Es ist nunmal ein erheblicher Unterschied, ob man mit KI-Figuren Missionen bestreitet oder ob man dies mit menschlichen Helfern tut – idealerweise mit Freunden. So erlebt man zusammen das Spielgeschehen und muss, ganz wie im wahren Leben, aufeinander zählen können. Und zu zweit macht es bekanntlich immer am meisten Spaß – schon gar mit mehreren Leuten. Dieses Spielprinzip scheinen sich einige Spielentwickler wieder vor Augen geführt zu haben, denn es werden wieder vermehrt Spiele sowohl für den Einzel-, wie auch für den Koop-Modus konzipiert.

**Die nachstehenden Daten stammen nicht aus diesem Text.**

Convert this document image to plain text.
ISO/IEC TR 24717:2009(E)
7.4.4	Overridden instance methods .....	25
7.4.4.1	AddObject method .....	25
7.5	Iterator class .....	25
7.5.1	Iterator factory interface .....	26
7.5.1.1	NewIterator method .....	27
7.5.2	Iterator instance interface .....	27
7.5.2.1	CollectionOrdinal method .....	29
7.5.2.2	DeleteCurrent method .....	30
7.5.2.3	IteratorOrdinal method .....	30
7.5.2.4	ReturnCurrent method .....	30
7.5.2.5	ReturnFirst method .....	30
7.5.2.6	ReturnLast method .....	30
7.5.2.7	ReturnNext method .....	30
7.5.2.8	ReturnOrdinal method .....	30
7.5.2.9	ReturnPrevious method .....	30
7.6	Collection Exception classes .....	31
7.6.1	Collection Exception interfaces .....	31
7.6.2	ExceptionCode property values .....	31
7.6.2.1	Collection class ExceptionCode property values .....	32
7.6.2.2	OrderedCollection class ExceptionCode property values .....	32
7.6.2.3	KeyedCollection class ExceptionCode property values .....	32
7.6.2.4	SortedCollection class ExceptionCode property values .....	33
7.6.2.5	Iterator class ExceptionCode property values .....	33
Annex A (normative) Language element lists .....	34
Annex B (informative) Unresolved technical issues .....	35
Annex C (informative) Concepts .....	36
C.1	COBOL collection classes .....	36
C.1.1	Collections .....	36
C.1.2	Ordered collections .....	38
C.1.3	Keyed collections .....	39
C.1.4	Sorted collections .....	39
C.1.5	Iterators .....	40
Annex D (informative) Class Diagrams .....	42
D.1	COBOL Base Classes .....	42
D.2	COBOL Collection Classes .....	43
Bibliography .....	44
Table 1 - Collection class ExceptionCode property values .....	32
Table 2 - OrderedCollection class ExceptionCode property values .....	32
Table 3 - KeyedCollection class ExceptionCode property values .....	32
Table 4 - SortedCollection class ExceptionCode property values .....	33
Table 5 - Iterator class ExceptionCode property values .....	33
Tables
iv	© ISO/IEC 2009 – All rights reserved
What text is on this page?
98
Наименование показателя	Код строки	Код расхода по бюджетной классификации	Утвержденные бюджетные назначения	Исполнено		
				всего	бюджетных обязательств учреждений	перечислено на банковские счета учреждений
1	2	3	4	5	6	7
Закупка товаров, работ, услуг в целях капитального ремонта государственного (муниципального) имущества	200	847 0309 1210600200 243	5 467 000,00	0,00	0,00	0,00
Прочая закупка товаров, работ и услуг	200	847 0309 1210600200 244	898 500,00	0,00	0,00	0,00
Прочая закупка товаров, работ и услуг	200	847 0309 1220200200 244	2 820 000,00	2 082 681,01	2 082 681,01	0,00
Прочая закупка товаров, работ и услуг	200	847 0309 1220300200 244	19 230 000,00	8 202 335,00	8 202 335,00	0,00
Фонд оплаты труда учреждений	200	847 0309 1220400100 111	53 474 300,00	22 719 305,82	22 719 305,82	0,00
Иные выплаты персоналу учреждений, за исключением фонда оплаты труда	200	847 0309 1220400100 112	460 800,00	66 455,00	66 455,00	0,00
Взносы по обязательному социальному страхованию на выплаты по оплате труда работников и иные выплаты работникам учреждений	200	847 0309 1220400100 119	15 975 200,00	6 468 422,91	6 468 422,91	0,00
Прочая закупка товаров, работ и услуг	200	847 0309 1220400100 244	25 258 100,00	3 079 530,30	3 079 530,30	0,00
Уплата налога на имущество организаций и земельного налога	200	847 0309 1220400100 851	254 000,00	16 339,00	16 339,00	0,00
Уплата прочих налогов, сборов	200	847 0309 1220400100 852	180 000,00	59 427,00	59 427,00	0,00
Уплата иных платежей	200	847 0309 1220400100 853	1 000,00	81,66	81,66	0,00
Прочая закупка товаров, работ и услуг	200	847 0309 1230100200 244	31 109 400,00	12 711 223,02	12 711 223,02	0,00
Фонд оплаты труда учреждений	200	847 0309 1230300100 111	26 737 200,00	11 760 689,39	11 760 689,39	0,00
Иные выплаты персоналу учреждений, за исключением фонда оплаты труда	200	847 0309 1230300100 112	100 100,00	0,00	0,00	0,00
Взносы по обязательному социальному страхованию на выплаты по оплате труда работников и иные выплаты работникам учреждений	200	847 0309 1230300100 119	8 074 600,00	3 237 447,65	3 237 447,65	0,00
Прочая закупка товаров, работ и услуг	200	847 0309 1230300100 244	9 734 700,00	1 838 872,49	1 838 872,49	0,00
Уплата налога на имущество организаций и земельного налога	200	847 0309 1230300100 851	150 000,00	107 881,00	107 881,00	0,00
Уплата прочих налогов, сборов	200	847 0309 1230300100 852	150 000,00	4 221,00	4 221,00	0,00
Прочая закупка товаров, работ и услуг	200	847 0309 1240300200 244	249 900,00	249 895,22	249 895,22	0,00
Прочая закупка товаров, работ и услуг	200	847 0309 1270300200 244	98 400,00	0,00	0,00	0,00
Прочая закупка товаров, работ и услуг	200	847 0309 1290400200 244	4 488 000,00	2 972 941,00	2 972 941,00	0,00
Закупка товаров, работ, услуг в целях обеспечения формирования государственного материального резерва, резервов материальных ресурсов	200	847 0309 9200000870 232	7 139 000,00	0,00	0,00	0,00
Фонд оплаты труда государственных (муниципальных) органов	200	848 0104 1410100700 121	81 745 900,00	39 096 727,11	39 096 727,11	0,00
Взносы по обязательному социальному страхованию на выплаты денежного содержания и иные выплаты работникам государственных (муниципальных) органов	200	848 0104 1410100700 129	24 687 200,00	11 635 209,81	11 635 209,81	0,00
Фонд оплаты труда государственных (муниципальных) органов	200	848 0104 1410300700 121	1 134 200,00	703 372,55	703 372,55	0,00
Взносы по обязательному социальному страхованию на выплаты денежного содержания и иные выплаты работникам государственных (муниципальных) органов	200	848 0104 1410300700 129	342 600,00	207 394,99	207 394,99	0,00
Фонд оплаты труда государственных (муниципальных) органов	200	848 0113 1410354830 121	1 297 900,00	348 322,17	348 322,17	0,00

Wir hoffen, dass der Trend anhält und der Koop-Modus wieder die frühere Popularität erreicht. Einigen der besten Koop-Spiele widmet sich dieser Artikel:
Splinter Cell: Chaos Theory
Hier wird einem geholfen – ganz klassisch. Ob Räuberleiter oder andere physische Hilfsmittel: selten war die Hilfe des Teampartners so unerlässlich wie in diesem Koop-Modus. Alleingänger oder Egoisten haben hier keine Chance. Dabei gibt es auch einige spannende Situationen zu bewältigen: Zum Beispiel muss eine Bombe entschärft werden, wobei die Spielers jeweils einen Draht gleichzeitig durchschneiden müssen – eine genaue Absprache ist also zwingend erforderlich.